Mehmet Simsek, 56 ans, ancien économiste de la banque américaine Merrill Lynch, aura pour tâche de rétablir un peu d’orthodoxie dans la politique financière du pays, qui a enregistré une inflation à 73 % en 2022. Le Monde rapporte du 3 juin 2023.
Recep Tayyip Erdogan, au pouvoir depuis vingt ans, a entamé samedi 3 juin son troisième mandat de président sous une pluie violente qui s’est abattue sur Ankara. Le chef de l’Etat de 69 ans, réélu le 28 mai avec 52 % des suffrages, a prêté serment devant le Parlement pour un nouveau mandat de cinq ans et promis « d’assumer son devoir avec impartialité ». « En qualité de président, je jure de protéger l’existence et l’indépendance de l’Etat, l’intégrité de la patrie, la souveraineté inconditionnelle de la nation, l’Etat de droit [et] le principe d’une république laïque » telle que conçue par Atatürk, le « père des Turcs », a déclaré le président connu pour la défense de positions islamo-conservatrices.
Recep Tayyip Erdogan a présenté samedi soir un nouveau gouvernement presque entièrement rénové qui fait appel à un expert pour redresser l’économie, en la personne de Mehmet Simsek, 56 ans. Déjà ministre des finances (2009-2015) puis vice-premier ministre chargé de l’économie (jusqu’en 2018), M. Simsek, ancien économiste de la banque américaine Merrill Lynch, aura pour tâche de rétablir un peu d’orthodoxie dans la politique financière du pays afin de ramener la confiance des investisseurs.
Il doit notamment mettre fin à la politique des taux d’intérêt à la baisse défendue par le président − à rebours des théories classiques − pour encourager la production, mais qui a surtout fait flamber l’inflation de 73 % en moyenne sur l’année 2022 et jusqu’à 85 % à l’automne dernier. La monnaie nationale était en chute libre à plus de 20,88 livres turques pour un dollar vendredi (22,5 pour un euro) malgré des milliards de dollars engloutis durant la campagne pour en retarder le naufrage.
L’entrée de la Suède dans l’OTAN
Autre dossier brûlant, l’entrée de la Suède dans l’Alliance atlantique, barrée depuis treize mois par un veto turc. Le secrétaire général de l’OTAN, Jens Stoltenberg – présent à l’investiture samedi –, aimerait y parvenir avant un sommet de l’Organisation à Vilnius prévu en juillet. « Message limpide à nos amis suédois ! Respectez vos engagements (…) et prenez des mesures concrètes dans la lutte contre le terrorisme. Le reste suivra », a tweeté jeudi soir le désormais ex-ministre des affaires étrangères, Mevlüt Çavusoglu, remplacé dans le nouveau gouvernement par Hakan Fidan, ancien chef du MIT, le service des renseignements turcs.
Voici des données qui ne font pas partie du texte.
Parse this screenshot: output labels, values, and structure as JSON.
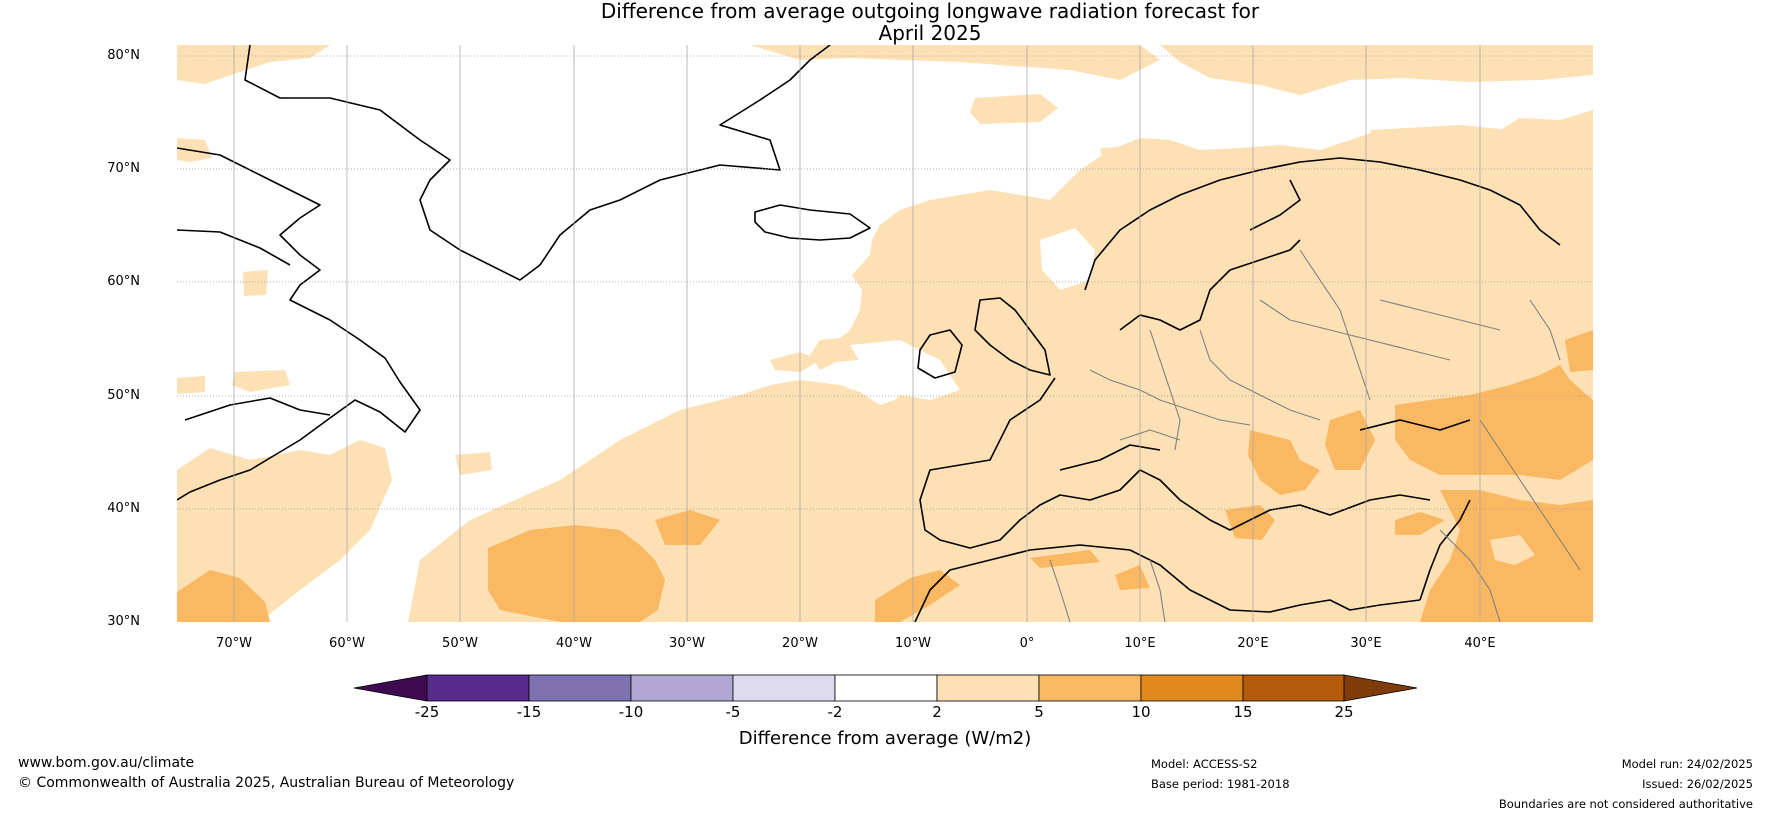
{
  "title": {
    "line1": "Difference from average outgoing longwave radiation forecast for",
    "line2": "April 2025"
  },
  "map": {
    "lat_labels": [
      "80°N",
      "70°N",
      "60°N",
      "50°N",
      "40°N",
      "30°N"
    ],
    "lon_labels": [
      "70°W",
      "60°W",
      "50°W",
      "40°W",
      "30°W",
      "20°W",
      "10°W",
      "0°",
      "10°E",
      "20°E",
      "30°E",
      "40°E"
    ],
    "extent": {
      "lon": [
        -75,
        50
      ],
      "lat": [
        30,
        81
      ]
    },
    "colors": {
      "ocean_neutral": "#ffffff",
      "light_positive": "#fde0b4",
      "mid_positive": "#fbb862",
      "coast": "#000000",
      "border": "#808080",
      "grid": "#999999"
    }
  },
  "colorbar": {
    "ticks": [
      "-25",
      "-15",
      "-10",
      "-5",
      "-2",
      "2",
      "5",
      "10",
      "15",
      "25"
    ],
    "colors": [
      "#3f0a52",
      "#572a8c",
      "#7e72b0",
      "#b1a9d4",
      "#dddbed",
      "#ffffff",
      "#fde0b4",
      "#fbb862",
      "#e08a1c",
      "#b45c0c",
      "#7f3b08"
    ],
    "label": "Difference from average (W/m2)"
  },
  "footer": {
    "website": "www.bom.gov.au/climate",
    "copyright": "© Commonwealth of Australia 2025, Australian Bureau of Meteorology",
    "model": "Model: ACCESS-S2",
    "base_period": "Base period: 1981-2018",
    "model_run": "Model run: 24/02/2025",
    "issued": "Issued: 26/02/2025",
    "disclaimer": "Boundaries are not considered authoritative"
  }
}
Malgré une Constitution amendée et une nouvelle loi contre le terrorisme, Ankara reproche toujours à la Suède d’abriter des réfugiés kurdes qu’il qualifie de « terroristes ». Stockholm a d’ailleurs autorisé une manifestation dimanche sur le thème « Non à l’OTAN, pas de lois Erdogan en Suède », organisée notamment par des associations de soutien aux groupes armés kurdes en Syrie.
Alliés habituels
Le président truc a retrouvé dans la soirée, au palais présidentiel, le premier ministre arménien Nikol Pachinian qui avait pris place au côté des alliés traditionnels de la Turquie comme le président d’Azerbaïdjan Ilham Aliev, les premiers ministres de Hongrie, Viktor Orban, et du Qatar, Mohammed ben Abderrahmane Al-Thani, qui furent parmi les premiers à le féliciter pour sa réélection. L’Arménie et la Turquie n’ont jamais officiellement établi de relations diplomatiques et leur frontière commune est fermée depuis les années 1990, mais un rapprochement a été amorcé depuis le début 2022, en dépit du soutien affiché d’Ankara à Bakou sur la question du Haut-Karabakh qui oppose Erevan à l’Azerbaïdjan.
M. Erdogan, contraint pour la première fois à un deuxième tour, a obtenu 52,18 % des votes contre 47,82 % à son opposant, le social-démocrate Kemal Kiliçdaroglu, selon les résultats officiels publiés jeudi, au terme d’une campagne amère qui laisse le pays polarisé entre les deux camps. Le Parlement, élu le 14 mai en même temps que se tenait le premier tour de la présidentielle, a pris pour sa part ses quartiers vendredi à Ankara : le parti AKP du président et ses alliés y détiennent la majorité des 600 sièges.